For a system evaluated across multiple queries, use Mean Average Precision (MAP) to aggregate across all queries into a single number.

```go theme={null}
package main

import (
    "fmt"
    "github.com/itsubaki/reval"
)

func main() {
    results := []reval.QueryResult{
        {
            Predicted: []string{"C", "A", "B", "D"},
            Relevance: map[string]int{
                "A": 1, "B": 1, "C": 0, "D": 0, "E": 1,
            },
        },
        {
            Predicted: []string{"A", "B", "C", "D"},
            Relevance: map[string]int{
                "A": 1, "B": 0, "C": 1, "D": 0, "E": 1,
            },
        },
    }

    s := reval.MeanAveragePrecision(results, 4)
    fmt.Printf("MAP@4: %.4f\n", s)
    // Output: MAP@4: 0.7083
}
```

`QueryResult` pairs a ranked list of retrieved IDs with the relevance map for that query. MAP averages the Average Precision score across all queries.

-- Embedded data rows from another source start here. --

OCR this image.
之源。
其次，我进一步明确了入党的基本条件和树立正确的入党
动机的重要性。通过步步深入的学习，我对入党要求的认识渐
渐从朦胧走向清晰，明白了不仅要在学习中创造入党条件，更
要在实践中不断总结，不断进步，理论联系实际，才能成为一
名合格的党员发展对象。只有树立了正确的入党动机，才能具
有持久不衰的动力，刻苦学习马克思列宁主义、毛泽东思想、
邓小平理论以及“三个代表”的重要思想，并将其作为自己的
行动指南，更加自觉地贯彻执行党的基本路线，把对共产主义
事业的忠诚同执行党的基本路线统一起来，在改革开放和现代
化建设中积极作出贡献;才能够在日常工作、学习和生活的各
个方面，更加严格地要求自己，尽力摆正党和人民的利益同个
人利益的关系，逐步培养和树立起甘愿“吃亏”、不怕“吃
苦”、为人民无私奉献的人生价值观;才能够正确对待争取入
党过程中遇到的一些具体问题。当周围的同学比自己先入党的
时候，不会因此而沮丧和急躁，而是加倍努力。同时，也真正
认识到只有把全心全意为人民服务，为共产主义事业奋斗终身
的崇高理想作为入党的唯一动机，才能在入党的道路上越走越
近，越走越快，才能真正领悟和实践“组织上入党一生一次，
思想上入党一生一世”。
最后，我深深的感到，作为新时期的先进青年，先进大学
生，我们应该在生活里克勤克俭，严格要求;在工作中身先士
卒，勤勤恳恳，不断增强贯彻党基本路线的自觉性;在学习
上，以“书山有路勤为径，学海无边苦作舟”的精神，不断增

## Choosing the right metric

<AccordionGroup>
  <Accordion title="When to use Precision@K">
    Use when users look at only the top K results and you care about result quality more than coverage. Common for web search and featured recommendations.
  </Accordion>

  <Accordion title="When to use Recall@K">
    Use when missing relevant items is costly — for example, legal document retrieval or medical record search where completeness matters.
  </Accordion>

  <Accordion title="When to use MAP">
    Use when evaluating across many queries simultaneously with binary relevance labels. MAP is the standard offline benchmark metric for information retrieval research.
  </Accordion>

  <Accordion title="When to use NDCG">
    Use when relevance is graded (not just relevant/not-relevant) or when the ranking position of highly relevant items matters to your product. NDCG is preferred for e-commerce and recommendation systems.